Imola, voglia di cinema ma le sale si riempiono solo a metà

C’è voglia di cinema a Imola, ma la prudenza frena. Con la capienza riportata al 100 per cento per le sale dello spettacolo un paio di settimane fa, la differenza comunque si è vista. Sarà che con l’arrivo del freddo l’idea di chiudere la giornata abbandonandosi a un bel film in sala è sempre più allettante, sarà che tutto ciò lascia assaporare un ritorno alla normalità a lungo perduta, fatto sta che l’offerta imolese è quasi al completo. Il circolo dei Cappuccini sarà l’ultimo a ripartire domani sera, dopo gli altri aperti da oltre un mese.

Quasi mai chiusi

I primissimi a riaprire sono stati il cinema Cristallo, con la sala più grande della città, e l’ex Centrale Cinemaincentro. Sebbene con un’offerta diversa il riscontro del pubblico a fine estate è stato simile. «Noi siamo stati sempre aperti quando possibile fino al 31 luglio – racconta Alberto Veltrani, responsabile del circuito Cinemaincentro, fiducioso che con l’inverno e buoni titoli la frequenza si risolleverà –. A settembre abbiamo visto un calo significativo in sala.
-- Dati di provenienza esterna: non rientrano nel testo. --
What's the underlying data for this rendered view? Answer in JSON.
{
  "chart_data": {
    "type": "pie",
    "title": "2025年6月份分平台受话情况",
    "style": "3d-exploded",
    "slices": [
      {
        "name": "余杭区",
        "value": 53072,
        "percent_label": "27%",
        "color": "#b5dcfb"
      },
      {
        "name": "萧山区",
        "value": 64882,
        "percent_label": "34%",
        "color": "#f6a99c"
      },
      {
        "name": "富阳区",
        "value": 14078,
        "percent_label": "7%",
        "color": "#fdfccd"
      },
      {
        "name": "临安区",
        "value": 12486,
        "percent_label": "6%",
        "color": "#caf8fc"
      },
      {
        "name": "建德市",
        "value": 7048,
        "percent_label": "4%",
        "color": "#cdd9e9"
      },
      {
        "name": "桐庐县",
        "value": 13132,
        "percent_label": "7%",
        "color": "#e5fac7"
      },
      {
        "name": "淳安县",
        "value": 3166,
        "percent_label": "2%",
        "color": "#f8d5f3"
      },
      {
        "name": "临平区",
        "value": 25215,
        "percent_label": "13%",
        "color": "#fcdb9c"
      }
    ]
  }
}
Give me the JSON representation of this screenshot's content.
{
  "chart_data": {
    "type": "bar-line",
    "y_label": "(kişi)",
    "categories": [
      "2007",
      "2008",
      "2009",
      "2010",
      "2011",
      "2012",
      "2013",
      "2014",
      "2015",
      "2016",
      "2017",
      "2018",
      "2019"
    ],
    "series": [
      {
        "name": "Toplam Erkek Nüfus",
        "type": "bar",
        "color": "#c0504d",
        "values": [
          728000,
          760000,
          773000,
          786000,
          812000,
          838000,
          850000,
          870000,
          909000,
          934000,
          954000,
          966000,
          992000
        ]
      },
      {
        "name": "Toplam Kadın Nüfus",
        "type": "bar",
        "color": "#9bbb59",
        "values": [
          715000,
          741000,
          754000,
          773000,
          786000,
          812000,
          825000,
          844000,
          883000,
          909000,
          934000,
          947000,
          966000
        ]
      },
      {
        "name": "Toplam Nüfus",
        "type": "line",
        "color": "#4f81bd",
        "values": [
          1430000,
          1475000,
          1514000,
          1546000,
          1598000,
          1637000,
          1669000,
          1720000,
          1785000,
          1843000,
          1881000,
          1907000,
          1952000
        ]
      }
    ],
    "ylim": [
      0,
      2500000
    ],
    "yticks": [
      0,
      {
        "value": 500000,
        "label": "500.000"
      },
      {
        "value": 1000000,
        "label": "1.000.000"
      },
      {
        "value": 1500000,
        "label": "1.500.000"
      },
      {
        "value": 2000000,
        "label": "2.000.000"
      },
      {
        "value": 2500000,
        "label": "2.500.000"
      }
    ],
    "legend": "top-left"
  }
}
Sicuramente ha influito la stagione calda prolungata, che in Romagna non perdona, ma anche la mascherina resta un ostacolo non banale. Per ora, benché si possa riempire la sala al completo, contiamo circa un 50% di presenze rispetto al pre-Covid. Vorremmo raggiungere almeno un 70-80%, ma serve tempo per riprendere l’abitudine dopo un anno e mezzo nel quale le piattaforme digitali si sono avventate sul pubblico. Quello imolese però ha dato un’ottima risposta persino a maggio, è il segno che c’è interesse». Massimo Baldi invece, titolare del Cinema Cristallo che ha riaperto il 26 agosto, è meno ottimista e conferma alcuni sentori: «Vorremmo che tornasse la voglia alla gente. Dopo quasi 2 anni isolati ci vuole tempo per riacquistare le vecchie abitudini – commenta –. La ripartenza al momento è minima, anche se qualche segno comincia a vedersi. Il green pass non ha influito ma la presenza rimane dimezzata rispetto a prima della pandemia».

I settembrini

Il pubblico del cinema Don Fiorentini ha dato una buona risposta alla riapertura a metà settembre: «C’era molta voglia di tornare a vivere il cinema – racconta Irene Gambetti, referente della comunicazione –. Noi siamo stati anche premiati perché siamo partiti con Dune come richiamo». Il titolo, spiega Gambetti, non è irrilevante: «Non sono ancora usciti molti titoloni, il mercato è ancora un po’ in attesa, ma i festival sono andati bene e ci sono segnali che denotano fiducia. Per ora l’afflusso è calato in media del 40-50%, ma la richiesta di abbonamenti ci fa ben sperare. Abbiamo voglia di ripartire». Anche il cinema Pedagna ha riaperto a settembre: «L’impressione è che la gente abbia voglia di ricominciare a frequentare la sala ma c’è ancora qualche cautela – commenta il referente Pierpaolo Giuliani –. Quando c’era la capienza al 50% è capitato di notare qualcuno che si spostasse per isolarsi ulteriormente, segno che si percepisse una certa insicurezza. Sta pian piano calando, e ora siamo a circa il 60% di pubblico rispetto a prima».

Gli ultimissimi

La settimana scorsa si è aggiunta anche la rassegna “2 dì cinema” del cinecircolo Celluloide il martedì e mercoledì al Centrale, che abbina in convenzione la visione del film alla cena nei ristoranti convenzionati della città: «Le prime due serate sono andate molto bene, abbiamo avuto circa 170 ingressi in tutto, di cui circa 70 di persone che erano uscite anche a cena – racconta il socio fondatore Matteo Tugnoli –. C’è da dire che la nostra offerta forse è percepita più come un evento che come un film, ma abbiamo notato molta voglia di tornare, testimoniata dalle molte prenotazioni». Gli ultimi a riaprire saranno i soci del circolo Cappuccini con la rassegna che ritorna proprio domani sera con “Tre piani” di Nanni Moretti: «Abbiamo atteso più degli altri perché essendo un cineforum aspettavamo titoli interessanti disponibili per partire con una rassegna – spiega Elia Orselli, del consiglio direttivo, che apre una riflessione verso la città –. Abbiamo ricevuto dei ristori per la pandemia che meritano di essere restituiti con l’offerta cinematografica. Vogliamo riaprire anche per questo e siamo fiduciosi».